Sunday, September 30, 2007

Open yesterday

The best bits of Doors Open Day yesterday.

The Glasite meeting house was very austere and Presbyterian, and I'd never even heard of it.

I'd often speculated on, but never seen, the view from the many-windowed room on the corner of Queen Street and St Andrew's Street. It turned out to be owned by the SNP, and to be like an old working man's club inside, with Formica tables and emulsioned walls. However, the light and the view were excellent.

I also enjoyed seeing inside Parliament Hall, and working out what a bit more of that complex of buildings does. Some of the staff in the court of session re-enacted the trial of Madelaine Smith; a curious mixture of amateur theatricals and realistic detail.

Monday, October 02, 2006

Doors Open Day

A belated post about Doors Open Day, that fine and very British institution. This is my third time in Edinburgh, and I don't think I've repeated myself yet.

Highlights included Riddle's Court, just off Lawnmarket, which for some reason I hadn't heard of. One painted ceiling from around 1590, reminds you once again that the past was often brightly coloured.

The Scottish Arts Club was ridiculously civilised, complete with pianist. I could have stayed for lunch, but settled for Greggs instead.

Later, I took a bus down to Leith and tracked down the Edinburgh Sculpture Workshop, in its pleasingly post-industrial setting. It won't quite be the same if they ever get round to putting up their new building. I enjoyed the pretentious self-descriptions of the various occupants of the studio. Fit for pseuds corner in most cases.

Saturday, September 24, 2005

Doors Open Day

As a frustrated architect, I can't resist an oppurtunity to look round old (and new) buildings. Edinburgh provides an excellent selection, and the main problem on Doors Open Day is one of choice.

I've looked at Crocket's Land many times, as it's one of the more picturesque houses in the West Bow. Inside, it's a fairly unaltered house from 1700 or so, and has recently changed hands. It has a lot of very old wood panelling, done in Baltic pine. The previous owners had apparently stripped the pine bare, but the present incumbents have painted it again. One other visitor, who lived nearby and was clearly curious about what the neighbours were up to, hissed to her friend "They've ruined it!". I heard the same opinion later, when I was in the Signet Library and overheard some other architecture groupies discussing their day. I rather liked the effect. It's an example of a problem that dogs all owners of old buildings. People judge them by the aesthetics of their day, and currently, stripped pine is in. From what I know, such an interior would have been painted from day one. The wood used is decent, but not showy, and leaving it bare would have made you look like you couldn't afford to paint it.
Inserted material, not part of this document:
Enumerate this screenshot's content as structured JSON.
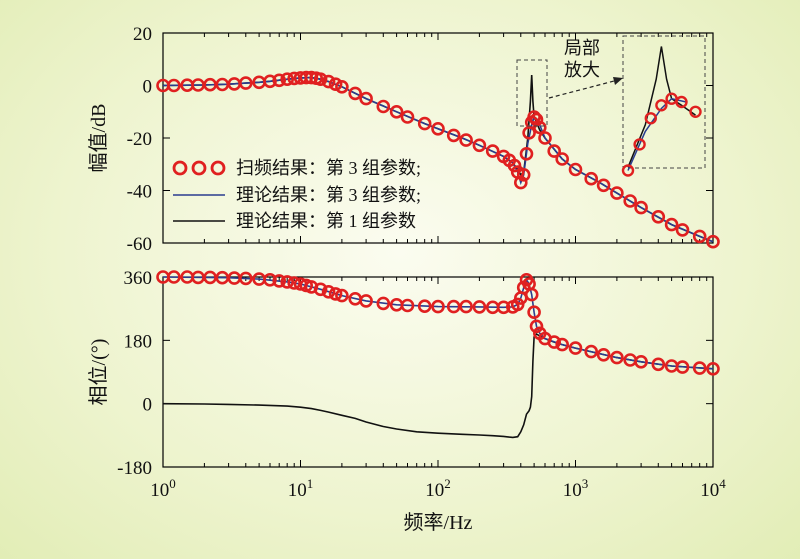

We are often disappointed how suburban the tastes of our ancestors were. The paint they used looks fairly genuine too.

The Mansfield Traquair centre gives another example of the past being painted in brighter colours than we'd like to admit. The paint in this case belongs to the murals by Phoebe Traquair. I've heard about these from several sources, so it was good to finally see them. The church is/was catholic, which explains the willingness to place bright images on the walls, something few protestant churches of the era were keen on (though, oddly this stricture seemed not to apply to stained glass). It's a nice reminder though, that pre-Reformation churches could have been just as brightly decorated. I'm not sure I like them as paintings much; a bit too arts and craftsy. They have been very well restored, apart from one badly faded bit which was over a coffee machine for many years.